Over the last few years, Ubuntu-powered smartphones have made sporadic appearances in the U.S and elsewhere, but they were never round to create any kind of substantial impact on users. Expectedly, this company had no presence or market share in this mobile market, even after years of development and investment.
Looking back, on February 19th 2014, Canonical announced that it has signed agreements with bq of Spain and Meizu of China, both smartphone manufacturers to develop and sell Ubtuntu smartphones to customers worldwide. To give you a perspective, bq is the second biggest seller of unlocked smartphones in Spain while Meizu is one of China’s successul high-end smartphone manufacturers.
Since then, a few versions were released but nothing fruitful came out of the investment. Considering this scenario, Shuttleworth believes that the company has to make some tough decisions for the future, and one of them is to completely close-out the smartphone arm of its business.
Likewise, Canonical will also discontinue the development of Unity8 desktop environment, and hence forth will go back to its GNOME desktop. This desktop was also one of the key components of Canonical as it wanted to create a single interface across all devices.
The disappointment in discontinuing both these products was evident in the blog post by Shuttleworth in which he laments that the company was unable to continue its aspirations because it is different from the expectations of the community and the cloud industry as a whole. He said that the company will continue to give free software as this would be a relief in the technology industry that is mostly dominated by closed and proprietary alternatives.

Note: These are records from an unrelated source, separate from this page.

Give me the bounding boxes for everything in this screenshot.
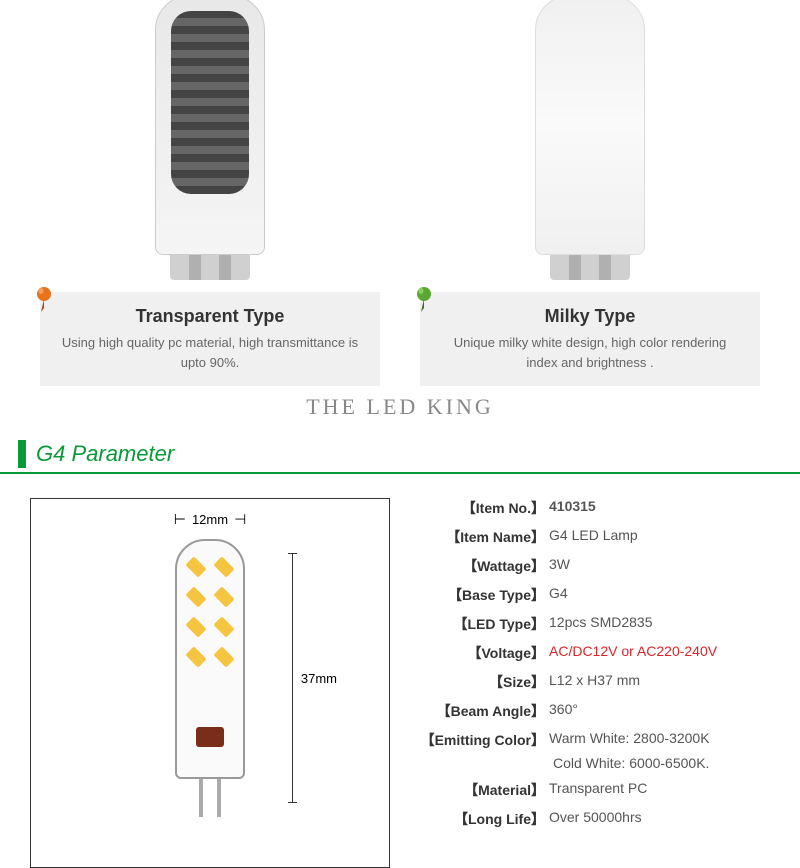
spec-row: Emitting ColorWarm White: 2800-3200K [414,730,770,750]
divider-line [0,472,800,474]
spec-value: Warm White: 2800-3200K [549,730,710,750]
type-description: Unique milky white design, high color re… [438,333,742,372]
spec-value: 3W [549,556,570,576]
width-label: 12mm [192,512,228,527]
spec-row: Long LifeOver 50000hrs [414,809,770,829]
spec-row: LED Type12pcs SMD2835 [414,614,770,634]
spec-value: 360° [549,701,578,721]
parameter-section: ⊢ 12mm ⊣ 37mm Item No.41 [0,498,800,868]
spec-value: 410315 [549,498,596,518]
spec-label: Material [414,780,549,800]
width-dimension: ⊢ 12mm ⊣ [43,511,377,528]
spec-row: Item NameG4 LED Lamp [414,527,770,547]
spec-row: SizeL12 x H37 mm [414,672,770,692]
spec-value: AC/DC12V or AC220-240V [549,643,717,663]
spec-row: Wattage3W [414,556,770,576]
spec-label: Base Type [414,585,549,605]
section-title: G4 Parameter [36,441,174,467]
spec-label: LED Type [414,614,549,634]
spec-label: Emitting Color [414,730,549,750]
spec-value: L12 x H37 mm [549,672,640,692]
spec-label: Long Life [414,809,549,829]
spec-row: Base TypeG4 [414,585,770,605]
spec-label: Voltage [414,643,549,663]
dimension-diagram: ⊢ 12mm ⊣ 37mm [30,498,390,868]
spec-value: G4 LED Lamp [549,527,638,547]
spec-label: Item Name [414,527,549,547]
transparent-type-card: Transparent Type Using high quality pc m… [40,292,380,386]
spec-row: VoltageAC/DC12V or AC220-240V [414,643,770,663]
spec-value: Over 50000hrs [549,809,642,829]
section-header: G4 Parameter [0,440,800,468]
spec-label: Wattage [414,556,549,576]
bulb-image-transparent [155,10,265,280]
height-dimension: 37mm [292,553,337,803]
type-description: Using high quality pc material, high tra… [58,333,362,372]
watermark-text: THE LED KING [0,386,800,440]
milky-type-column: Milky Type Unique milky white design, hi… [420,10,760,386]
pushpin-icon [410,284,438,312]
height-label: 37mm [301,671,337,686]
bulb-image-milky [535,10,645,280]
accent-bar [18,440,26,468]
spec-row: MaterialTransparent PC [414,780,770,800]
pushpin-icon [30,284,58,312]
milky-type-card: Milky Type Unique milky white design, hi… [420,292,760,386]
spec-label: Item No. [414,498,549,518]
spec-row: Item No.410315 [414,498,770,518]
spec-value: G4 [549,585,568,605]
transparent-type-column: Transparent Type Using high quality pc m… [40,10,380,386]
specification-list: Item No.410315Item NameG4 LED LampWattag… [390,498,770,868]
bulb-schematic [175,539,245,779]
spec-sub-value: Cold White: 6000-6500K. [553,755,770,771]
spec-label: Beam Angle [414,701,549,721]
type-title: Milky Type [438,306,742,327]
type-comparison: Transparent Type Using high quality pc m… [0,0,800,386]
spec-value: 12pcs SMD2835 [549,614,653,634]
spec-label: Size [414,672,549,692]
spec-value: Transparent PC [549,780,647,800]
spec-row: Beam Angle360° [414,701,770,721]
type-title: Transparent Type [58,306,362,327]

This brings up the next question – what is the company going to focus on in the future?
The company’s CEO and management believes that cloud and IoT are the future and these are the areas in which Canonical will put all its efforts. Already, it’s worthy to note that most public cloud workloads and private Linux cloud infrastructures rely on Ubuntu for their operations. In addition, many applications in the areas of robotics, networking and machine learning also rely on Ubuntu to provide the underlying software components and structure.
Given this scenario, it makes sense for Canonical to focus on these areas, and to help fuel more growth and usage in both cloud and IoT sectors. In particular, focusing on IoT can help the company reap big rewards because for one, IoT is still in its nascent stages, and second, it may need an open software that can work across multiple devices. Canonical may be in a position to provide this underlying infrastructure if it makes the right moves.
In view of all these changes, this strategy may not be so bad after all for Canonical.